There could have been an interesting message here – about being so paranoid when asking would have worked. But that message is ludicrous when it comes from the slaver who doesn’t even have a name while his victims beg them for help.
There are actual action movies that have more subtle plots and nuanced characterisation than this.
Alisha’s role is that of messenger. All she does is report what a computer has said or repeat what someone else has said. Her job can be replaced by email or a trained dog. Or a pigeon.

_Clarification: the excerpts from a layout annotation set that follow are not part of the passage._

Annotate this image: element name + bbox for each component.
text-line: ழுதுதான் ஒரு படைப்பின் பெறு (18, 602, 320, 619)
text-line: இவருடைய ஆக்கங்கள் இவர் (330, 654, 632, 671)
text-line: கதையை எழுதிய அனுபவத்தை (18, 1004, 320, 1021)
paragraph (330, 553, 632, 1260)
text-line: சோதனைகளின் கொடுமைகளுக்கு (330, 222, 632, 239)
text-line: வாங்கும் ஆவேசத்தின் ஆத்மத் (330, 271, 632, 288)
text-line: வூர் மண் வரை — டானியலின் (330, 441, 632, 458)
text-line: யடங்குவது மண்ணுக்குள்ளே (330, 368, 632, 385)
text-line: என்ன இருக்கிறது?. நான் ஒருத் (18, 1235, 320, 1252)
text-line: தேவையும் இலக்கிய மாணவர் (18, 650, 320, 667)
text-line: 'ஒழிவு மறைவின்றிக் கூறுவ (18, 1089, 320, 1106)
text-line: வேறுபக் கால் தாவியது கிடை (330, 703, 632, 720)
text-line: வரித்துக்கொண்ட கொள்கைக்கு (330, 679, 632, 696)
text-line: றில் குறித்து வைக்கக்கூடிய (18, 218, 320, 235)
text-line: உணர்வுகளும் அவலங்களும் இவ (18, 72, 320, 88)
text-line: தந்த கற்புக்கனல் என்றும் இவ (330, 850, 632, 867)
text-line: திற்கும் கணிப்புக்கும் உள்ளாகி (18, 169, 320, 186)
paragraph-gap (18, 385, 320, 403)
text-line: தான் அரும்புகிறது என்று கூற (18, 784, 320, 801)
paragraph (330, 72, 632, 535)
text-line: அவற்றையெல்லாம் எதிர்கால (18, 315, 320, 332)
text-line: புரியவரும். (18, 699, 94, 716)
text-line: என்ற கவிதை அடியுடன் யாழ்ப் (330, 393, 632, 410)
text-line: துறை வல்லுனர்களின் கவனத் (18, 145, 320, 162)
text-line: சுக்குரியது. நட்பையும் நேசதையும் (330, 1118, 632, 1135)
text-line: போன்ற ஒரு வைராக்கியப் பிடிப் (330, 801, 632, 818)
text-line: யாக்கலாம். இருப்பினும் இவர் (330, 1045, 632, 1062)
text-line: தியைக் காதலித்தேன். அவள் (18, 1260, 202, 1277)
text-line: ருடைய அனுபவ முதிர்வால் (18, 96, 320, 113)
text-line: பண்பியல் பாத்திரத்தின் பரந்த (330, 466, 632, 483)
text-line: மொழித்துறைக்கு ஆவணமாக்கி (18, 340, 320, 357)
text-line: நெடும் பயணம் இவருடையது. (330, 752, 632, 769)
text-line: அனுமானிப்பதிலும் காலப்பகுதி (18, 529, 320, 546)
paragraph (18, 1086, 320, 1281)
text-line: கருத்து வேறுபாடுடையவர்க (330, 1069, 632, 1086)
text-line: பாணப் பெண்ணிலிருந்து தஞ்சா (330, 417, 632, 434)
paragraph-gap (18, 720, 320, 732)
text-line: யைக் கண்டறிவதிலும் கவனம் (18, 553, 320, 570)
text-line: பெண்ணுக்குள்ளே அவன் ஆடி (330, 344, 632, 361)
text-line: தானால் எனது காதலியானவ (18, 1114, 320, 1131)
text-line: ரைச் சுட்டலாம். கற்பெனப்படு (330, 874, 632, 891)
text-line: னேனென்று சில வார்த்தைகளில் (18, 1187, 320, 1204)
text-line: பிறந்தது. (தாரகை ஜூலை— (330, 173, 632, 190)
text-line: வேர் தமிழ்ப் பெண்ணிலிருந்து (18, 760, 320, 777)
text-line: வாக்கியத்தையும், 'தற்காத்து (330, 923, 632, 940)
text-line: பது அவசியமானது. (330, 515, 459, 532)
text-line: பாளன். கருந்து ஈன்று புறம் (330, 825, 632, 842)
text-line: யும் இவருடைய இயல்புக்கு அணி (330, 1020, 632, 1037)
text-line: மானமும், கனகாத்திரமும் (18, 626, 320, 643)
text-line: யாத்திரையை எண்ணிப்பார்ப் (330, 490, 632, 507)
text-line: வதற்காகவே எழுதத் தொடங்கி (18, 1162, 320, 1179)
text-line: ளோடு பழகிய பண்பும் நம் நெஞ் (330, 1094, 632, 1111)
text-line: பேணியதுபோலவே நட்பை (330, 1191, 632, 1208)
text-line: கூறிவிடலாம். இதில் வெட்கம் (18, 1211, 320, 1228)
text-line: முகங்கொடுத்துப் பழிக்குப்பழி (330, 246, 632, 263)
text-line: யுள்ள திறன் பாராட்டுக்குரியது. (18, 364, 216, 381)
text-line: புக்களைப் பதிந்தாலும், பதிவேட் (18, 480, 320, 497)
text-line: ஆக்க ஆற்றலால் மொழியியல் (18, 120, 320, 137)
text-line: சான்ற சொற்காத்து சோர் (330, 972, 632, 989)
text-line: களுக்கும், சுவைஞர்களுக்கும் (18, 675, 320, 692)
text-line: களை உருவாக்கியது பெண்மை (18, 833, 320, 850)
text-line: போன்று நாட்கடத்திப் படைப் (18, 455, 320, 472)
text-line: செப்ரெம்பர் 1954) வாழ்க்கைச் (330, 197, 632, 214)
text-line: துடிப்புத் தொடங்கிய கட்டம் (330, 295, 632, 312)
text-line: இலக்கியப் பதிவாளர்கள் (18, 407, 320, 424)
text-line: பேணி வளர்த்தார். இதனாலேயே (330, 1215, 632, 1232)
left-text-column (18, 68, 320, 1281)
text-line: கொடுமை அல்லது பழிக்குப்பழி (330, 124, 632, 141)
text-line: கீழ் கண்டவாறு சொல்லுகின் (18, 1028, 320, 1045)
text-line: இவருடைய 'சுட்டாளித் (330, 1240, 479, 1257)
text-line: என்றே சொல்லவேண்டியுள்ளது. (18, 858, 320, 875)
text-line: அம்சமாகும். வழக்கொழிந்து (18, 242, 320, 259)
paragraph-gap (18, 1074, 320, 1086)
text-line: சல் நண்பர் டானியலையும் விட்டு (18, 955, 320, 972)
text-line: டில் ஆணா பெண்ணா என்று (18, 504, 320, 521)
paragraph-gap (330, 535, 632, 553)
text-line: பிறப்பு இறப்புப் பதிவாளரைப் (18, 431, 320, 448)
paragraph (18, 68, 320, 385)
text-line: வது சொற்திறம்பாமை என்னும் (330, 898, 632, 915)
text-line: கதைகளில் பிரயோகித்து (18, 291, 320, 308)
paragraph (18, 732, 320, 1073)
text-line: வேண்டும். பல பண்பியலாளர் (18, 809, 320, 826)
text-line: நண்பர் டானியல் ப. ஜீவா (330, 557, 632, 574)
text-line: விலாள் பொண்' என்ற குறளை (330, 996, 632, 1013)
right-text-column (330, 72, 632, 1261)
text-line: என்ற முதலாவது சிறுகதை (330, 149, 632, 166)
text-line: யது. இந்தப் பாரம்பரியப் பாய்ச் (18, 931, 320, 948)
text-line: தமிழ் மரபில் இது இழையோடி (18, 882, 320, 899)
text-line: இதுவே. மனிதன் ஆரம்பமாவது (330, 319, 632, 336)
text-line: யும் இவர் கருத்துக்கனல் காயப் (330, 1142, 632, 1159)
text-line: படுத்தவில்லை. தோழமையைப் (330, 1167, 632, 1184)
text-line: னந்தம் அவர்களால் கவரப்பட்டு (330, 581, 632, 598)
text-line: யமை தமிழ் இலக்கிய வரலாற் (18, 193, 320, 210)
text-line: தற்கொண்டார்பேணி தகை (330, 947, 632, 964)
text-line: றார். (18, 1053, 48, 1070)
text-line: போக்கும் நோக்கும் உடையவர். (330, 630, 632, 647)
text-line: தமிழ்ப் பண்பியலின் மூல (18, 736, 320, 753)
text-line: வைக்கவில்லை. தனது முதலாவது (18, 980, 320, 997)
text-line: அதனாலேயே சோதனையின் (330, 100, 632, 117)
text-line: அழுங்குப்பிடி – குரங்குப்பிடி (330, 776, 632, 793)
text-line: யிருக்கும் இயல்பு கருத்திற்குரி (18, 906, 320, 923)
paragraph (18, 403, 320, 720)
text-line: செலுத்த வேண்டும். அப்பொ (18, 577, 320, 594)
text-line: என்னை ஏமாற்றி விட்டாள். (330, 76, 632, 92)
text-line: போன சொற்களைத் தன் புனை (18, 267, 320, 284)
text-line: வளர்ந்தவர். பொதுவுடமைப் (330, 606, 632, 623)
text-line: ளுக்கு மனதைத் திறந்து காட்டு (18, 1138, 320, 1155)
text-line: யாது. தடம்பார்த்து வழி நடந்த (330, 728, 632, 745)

Master Chief has found his role beyond just cheering his boss – he also gets to be the non-hero one. He is not the big damn hero (unlike Tom, Mike and Danny) this is really clear. It’s also not even subtle what the difference is between those 3 and Master Chief (and it’s not that he has a ridiculous nickname rather than a name). What’s galling is that he was RIGHT. Didn’t we just have a poignant manpain scene last episode of Tom listening to distress calls and lamenting that he couldn’t do anything? Does this distress call matter more because it’s right there?